Freakonomics, put simply, is 336 pages of interesting hypotheticals, wild comparisons and thought provoking insight in and around the world of economics. Authors Steven D. Levitt and Stephen J. Dubner fill this book with chapters titled “Why do drug dealers still live with their moms?”, “How is the Ku Klux Klan like a group of real estate agents?”, and “What do schoolteachers and sumo wrestlers have in common?” just to name a few. As you can tell, the topics covered in this book are far from what you would suspect from your everyday economics literature. On its road to reaching New York Times best selling list, the book raised controversy which some say quickened its path to selling over 7 million copies to date. Here is my review of the book Freakonomics.
To start off, this book does not have a story arc that a normal piece of literature may have nor is it just filled with boring facts like your standard encyclopedia. The book finds a nice middle of entertainment and informational that keeps the reader engaged throughout the novel. Cliffhangers are prevalent at the end of chapters and the use of eye catching titles act as a form of insight of what crazy situations you as the reader will be enveloped in in the next chapter. Statistics are prevalent but are given in forms like graphs that make the brain numbing statistics easy to digest for the average reader who may not want to get into an endless stream of numbers that an economist may enjoy.
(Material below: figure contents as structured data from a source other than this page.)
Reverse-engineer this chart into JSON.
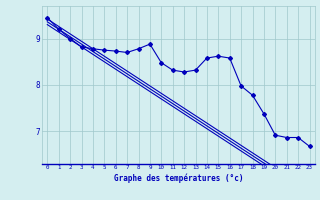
{
  "xlabel": "Graphe des températures (°c)",
  "bg_color": "#d4eef0",
  "plot_bg_color": "#d4eef0",
  "line_color": "#0000bb",
  "grid_color": "#a0c8cc",
  "axis_label_color": "#0000bb",
  "tick_color": "#0000bb",
  "border_color": "#0000bb",
  "xlim": [
    -0.5,
    23.5
  ],
  "ylim": [
    6.3,
    9.7
  ],
  "yticks": [
    7,
    8,
    9
  ],
  "xticks": [
    0,
    1,
    2,
    3,
    4,
    5,
    6,
    7,
    8,
    9,
    10,
    11,
    12,
    13,
    14,
    15,
    16,
    17,
    18,
    19,
    20,
    21,
    22,
    23
  ],
  "temp_data": [
    9.45,
    9.2,
    9.0,
    8.82,
    8.78,
    8.75,
    8.73,
    8.7,
    8.78,
    8.88,
    8.48,
    8.32,
    8.28,
    8.32,
    8.58,
    8.62,
    8.58,
    7.98,
    7.78,
    7.38,
    6.92,
    6.87,
    6.87,
    6.68
  ],
  "trend1": [
    9.42,
    9.26,
    9.1,
    8.94,
    8.78,
    8.62,
    8.46,
    8.3,
    8.14,
    7.98,
    7.82,
    7.66,
    7.5,
    7.34,
    7.18,
    7.02,
    6.86,
    6.7,
    6.54,
    6.38,
    6.22,
    6.06,
    5.9,
    5.74
  ],
  "trend2": [
    9.36,
    9.2,
    9.04,
    8.88,
    8.72,
    8.56,
    8.4,
    8.24,
    8.08,
    7.92,
    7.76,
    7.6,
    7.44,
    7.28,
    7.12,
    6.96,
    6.8,
    6.64,
    6.48,
    6.32,
    6.16,
    6.0,
    5.84,
    5.68
  ],
  "trend3": [
    9.3,
    9.14,
    8.98,
    8.82,
    8.66,
    8.5,
    8.34,
    8.18,
    8.02,
    7.86,
    7.7,
    7.54,
    7.38,
    7.22,
    7.06,
    6.9,
    6.74,
    6.58,
    6.42,
    6.26,
    6.1,
    5.94,
    5.78,
    5.62
  ]
}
Even though this novel does not go through the standard story arc that a book would normally have there are some underlying meanings that are kept up throughout the book. One of these underlying meanings is the idea that incentives drive behavior. Throughout the book there are many times where Levitt and Dubner explain how the presence, or lack thereof, of incentives have changed human behavior throughout history. From looking at how teachers would help their students cheat in exchange for money to how sumo wrestlers would deliberately lose matches to one another, this pair of authors leaves no stone unturned in convincing the reader that anyone is capable of anything if given the right incentive to do so.
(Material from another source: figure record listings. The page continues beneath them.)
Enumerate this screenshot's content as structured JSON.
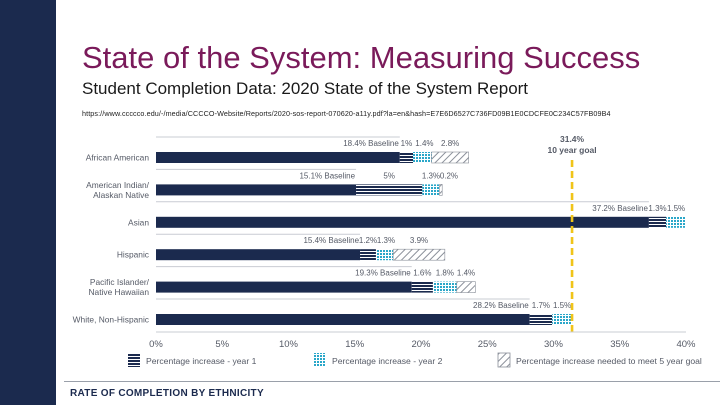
{
  "slide": {
    "title": "State of the System: Measuring Success",
    "subtitle": "Student Completion Data: 2020 State of the System Report",
    "url": "https://www.ccccco.edu/-/media/CCCCO-Website/Reports/2020-sos-report-070620-a11y.pdf?la=en&hash=E7E6D6527C736FD09B1E0CDCFE0C234C57FB09B4",
    "footer": "RATE OF COMPLETION BY ETHNICITY"
  },
  "colors": {
    "baseline": "#1b2a4e",
    "year1": "#1b2a4e",
    "year2": "#2aa7c9",
    "needed": "#8a8f99",
    "goal_line": "#f0c419",
    "text": "#555a66"
  },
  "chart_data": {
    "type": "bar",
    "orientation": "horizontal",
    "stacked": true,
    "categories": [
      "African American",
      "American Indian/ Alaskan Native",
      "Asian",
      "Hispanic",
      "Pacific Islander/ Native Hawaiian",
      "White, Non-Hispanic"
    ],
    "baseline": {
      "values": [
        18.4,
        15.1,
        37.2,
        15.4,
        19.3,
        28.2
      ],
      "labels": [
        "18.4% Baseline",
        "15.1% Baseline",
        "37.2% Baseline",
        "15.4% Baseline",
        "19.3% Baseline",
        "28.2% Baseline"
      ]
    },
    "series": [
      {
        "name": "Percentage increase - year 1",
        "values": [
          1.0,
          5.0,
          1.3,
          1.2,
          1.6,
          1.7
        ],
        "labels": [
          "1%",
          "5%",
          "1.3%",
          "1.2%",
          "1.6%",
          "1.7%"
        ]
      },
      {
        "name": "Percentage increase - year 2",
        "values": [
          1.4,
          1.3,
          1.5,
          1.3,
          1.8,
          1.5
        ],
        "labels": [
          "1.4%",
          "1.3%",
          "1.5%",
          "1.3%",
          "1.8%",
          "1.5%"
        ]
      },
      {
        "name": "Percentage increase needed to meet 5 year goal",
        "values": [
          2.8,
          0.2,
          0,
          3.9,
          1.4,
          0
        ],
        "labels": [
          "2.8%",
          "0.2%",
          "",
          "3.9%",
          "1.4%",
          ""
        ]
      }
    ],
    "goal": {
      "value": 31.4,
      "label_value": "31.4%",
      "label_text": "10 year goal"
    },
    "xlim": [
      0,
      40
    ],
    "x_ticks": [
      0,
      5,
      10,
      15,
      20,
      25,
      30,
      35,
      40
    ],
    "x_tick_labels": [
      "0%",
      "5%",
      "10%",
      "15%",
      "20%",
      "25%",
      "30%",
      "35%",
      "40%"
    ],
    "grid": false,
    "legend_position": "bottom"
  }
}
Freakonmics was a success but some of that success came in the form of infamy as it faced backlash from some members of the public around a section of the book that looked at the legalization of abortion in 1973 which the 2 authors correlated to the drop in crime in the 1990s. Levitt and Dubner linked this correlation to the fact that these so-called “unwanted babies” would have been born in the past and would have resulted in more crime. But due to the fact that Roe v Wade was passed and that these unwanted babies are no more, crime fell accordingly. The public was also in upheaval about how correlation was being presented as causation when this is unprovable. With controversy or not Freakonmics was one of the most popular books of the early 2000s and really brought economics and its principles to a broader population then it had ever before. If you are interested in reading this book you can check this book out at your local library here at LHS.